Asia FX weak as Iran-Israel jitters boost dollar; yen at 34-year lows


Investing.com– Most Asian currencies weakened on Monday with the Japanese yen testing new 34-year lows, while increased safe haven demand, in the wake of an Iranian strike on Israel, put the dollar at more than five-month highs.

The dollar was also boosted by the prospect of higher-for-longer U.S. interest rates, following strong inflation readings and hawkish Federal Reserve signals from last week. 

Sentiment towards Asia was further dulled by weak economic prints from China.
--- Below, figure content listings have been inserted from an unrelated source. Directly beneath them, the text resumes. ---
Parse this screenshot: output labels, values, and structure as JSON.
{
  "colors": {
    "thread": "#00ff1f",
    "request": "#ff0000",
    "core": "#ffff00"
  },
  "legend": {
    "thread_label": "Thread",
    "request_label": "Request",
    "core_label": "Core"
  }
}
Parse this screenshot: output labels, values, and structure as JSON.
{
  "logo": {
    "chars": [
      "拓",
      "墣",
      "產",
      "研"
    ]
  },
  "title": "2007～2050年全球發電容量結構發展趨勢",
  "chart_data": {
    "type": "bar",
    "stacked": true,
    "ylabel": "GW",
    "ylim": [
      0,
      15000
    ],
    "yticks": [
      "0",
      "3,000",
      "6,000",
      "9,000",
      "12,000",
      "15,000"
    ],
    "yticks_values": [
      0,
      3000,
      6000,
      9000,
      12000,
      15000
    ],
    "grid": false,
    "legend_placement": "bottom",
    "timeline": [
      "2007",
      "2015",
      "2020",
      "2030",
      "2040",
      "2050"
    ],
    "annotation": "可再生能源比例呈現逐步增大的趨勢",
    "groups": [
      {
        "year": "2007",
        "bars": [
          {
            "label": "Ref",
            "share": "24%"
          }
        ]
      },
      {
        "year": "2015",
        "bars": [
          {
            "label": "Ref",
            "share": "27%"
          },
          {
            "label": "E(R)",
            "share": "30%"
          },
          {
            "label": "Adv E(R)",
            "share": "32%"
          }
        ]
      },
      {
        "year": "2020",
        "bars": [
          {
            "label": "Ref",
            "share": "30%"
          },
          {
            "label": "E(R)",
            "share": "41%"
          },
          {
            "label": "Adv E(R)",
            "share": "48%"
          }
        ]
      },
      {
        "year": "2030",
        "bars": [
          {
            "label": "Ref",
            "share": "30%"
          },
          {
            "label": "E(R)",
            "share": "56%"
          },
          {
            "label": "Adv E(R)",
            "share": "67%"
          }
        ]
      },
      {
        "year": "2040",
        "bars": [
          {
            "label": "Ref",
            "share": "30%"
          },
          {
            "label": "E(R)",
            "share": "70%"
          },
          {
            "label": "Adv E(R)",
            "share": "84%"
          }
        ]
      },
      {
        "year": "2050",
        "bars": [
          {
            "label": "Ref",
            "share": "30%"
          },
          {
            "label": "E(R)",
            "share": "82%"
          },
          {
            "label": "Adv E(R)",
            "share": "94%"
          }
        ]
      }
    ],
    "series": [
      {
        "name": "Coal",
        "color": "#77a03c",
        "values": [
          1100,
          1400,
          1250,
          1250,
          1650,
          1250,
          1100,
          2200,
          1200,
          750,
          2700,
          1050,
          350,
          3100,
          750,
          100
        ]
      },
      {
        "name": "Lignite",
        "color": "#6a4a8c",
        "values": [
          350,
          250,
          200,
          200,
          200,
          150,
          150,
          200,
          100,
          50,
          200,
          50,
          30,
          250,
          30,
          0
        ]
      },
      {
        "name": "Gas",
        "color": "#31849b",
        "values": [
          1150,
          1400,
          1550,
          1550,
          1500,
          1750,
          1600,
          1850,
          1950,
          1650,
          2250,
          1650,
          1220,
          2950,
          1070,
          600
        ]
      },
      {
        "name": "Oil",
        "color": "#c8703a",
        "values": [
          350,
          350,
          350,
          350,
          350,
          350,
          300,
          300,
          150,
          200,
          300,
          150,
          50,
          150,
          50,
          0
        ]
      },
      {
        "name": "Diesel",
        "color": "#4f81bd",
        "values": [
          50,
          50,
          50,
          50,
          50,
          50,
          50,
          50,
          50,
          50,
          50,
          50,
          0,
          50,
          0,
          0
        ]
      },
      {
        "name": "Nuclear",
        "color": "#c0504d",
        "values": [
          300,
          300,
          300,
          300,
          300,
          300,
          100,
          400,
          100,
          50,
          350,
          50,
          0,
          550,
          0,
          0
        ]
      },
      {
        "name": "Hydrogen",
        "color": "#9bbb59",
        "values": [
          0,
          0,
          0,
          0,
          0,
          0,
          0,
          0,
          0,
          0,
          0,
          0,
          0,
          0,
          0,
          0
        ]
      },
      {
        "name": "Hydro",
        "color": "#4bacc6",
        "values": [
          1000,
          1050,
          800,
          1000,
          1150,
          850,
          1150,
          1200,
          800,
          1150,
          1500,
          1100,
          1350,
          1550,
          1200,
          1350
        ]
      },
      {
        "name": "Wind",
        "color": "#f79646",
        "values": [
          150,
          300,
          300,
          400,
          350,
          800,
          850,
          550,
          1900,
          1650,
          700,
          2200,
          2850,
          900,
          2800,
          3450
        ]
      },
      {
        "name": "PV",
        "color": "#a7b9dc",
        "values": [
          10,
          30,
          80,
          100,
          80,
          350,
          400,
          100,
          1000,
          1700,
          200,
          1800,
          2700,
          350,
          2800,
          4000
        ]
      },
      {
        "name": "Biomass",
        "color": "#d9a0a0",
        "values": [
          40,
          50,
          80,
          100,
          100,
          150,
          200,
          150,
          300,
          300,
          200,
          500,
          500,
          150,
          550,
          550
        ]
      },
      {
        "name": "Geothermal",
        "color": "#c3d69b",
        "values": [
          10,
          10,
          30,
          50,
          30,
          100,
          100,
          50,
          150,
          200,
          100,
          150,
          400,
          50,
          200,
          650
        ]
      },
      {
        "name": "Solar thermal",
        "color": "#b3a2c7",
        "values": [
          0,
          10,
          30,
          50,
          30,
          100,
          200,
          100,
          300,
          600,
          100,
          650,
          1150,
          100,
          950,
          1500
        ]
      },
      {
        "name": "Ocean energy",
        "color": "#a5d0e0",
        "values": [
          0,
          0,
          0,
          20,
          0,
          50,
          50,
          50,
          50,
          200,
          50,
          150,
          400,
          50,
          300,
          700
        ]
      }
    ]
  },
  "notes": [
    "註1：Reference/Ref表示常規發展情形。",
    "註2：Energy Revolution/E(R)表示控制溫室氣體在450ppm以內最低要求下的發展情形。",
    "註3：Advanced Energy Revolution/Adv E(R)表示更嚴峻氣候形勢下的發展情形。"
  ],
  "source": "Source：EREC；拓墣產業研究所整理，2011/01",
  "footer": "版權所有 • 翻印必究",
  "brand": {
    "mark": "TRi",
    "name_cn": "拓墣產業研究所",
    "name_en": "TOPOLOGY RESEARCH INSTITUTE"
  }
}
China’s disinflation worsened in March, while export and import figures missed expectations for the month.

Japanese yen weak, USDJPY blows past 153

The yen was among the worst performers for the day, with the USDJPY pair rising 0.3% to a 34-year high of 153.77. The currency, which usually benefits from increased safe haven demand, was largely supplanted by gold and the dollar as a risk-averse trade.

Yen weakness put traders on guard for any potential intervention in currency markets by the Japanese government, following repeated warnings from government officials in recent weeks.

Levels above USDJPY 153 had attracted a record amount of intervention by the Japanese government in 2022, causing a sharp pullback in the currency pair.

Japanese inflation data is also due later this week for more cues on the economy. 

Dollar at 5-½ month high on rate fears, Iran-Israel jitters 

The dollar index and dollar index futures steadied in Asian trade after surging to 5-½ month highs on Friday. 

The greenback was boosted by safe haven demand after Iran launched a large-scale missile and drone strike against Israel. 

But the damage from the strike appeared minimal, and Iran also signaled that it had concluded its attack against Israel. Israeli ministers also reportedly said that they were not considering an immediate retaliation over the strike.

The dollar was also buoyed by rapidly declining bets that the Fed will cut interest rates in the first half of 2024. This came on the back of strong inflation readings for March.

Weak risk appetite and higher-for-longer U.S. rates weighed on most Asian currencies. The Chinese yuan’s USDCNY pair tread water after the People’s Bank kept medium-term lending rates unchanged. 

The Australian dollar’s AUDUSD pair rose 0.4%, recovering from a plunge to two-month lows on Friday, while the South Korean won’s USDKRW pair rose 0.3%.

The Indian rupee was fragile with the USDINR pair falling from levels close to record highs, while the Singapore dollar’s USDSGD pair moved sideways.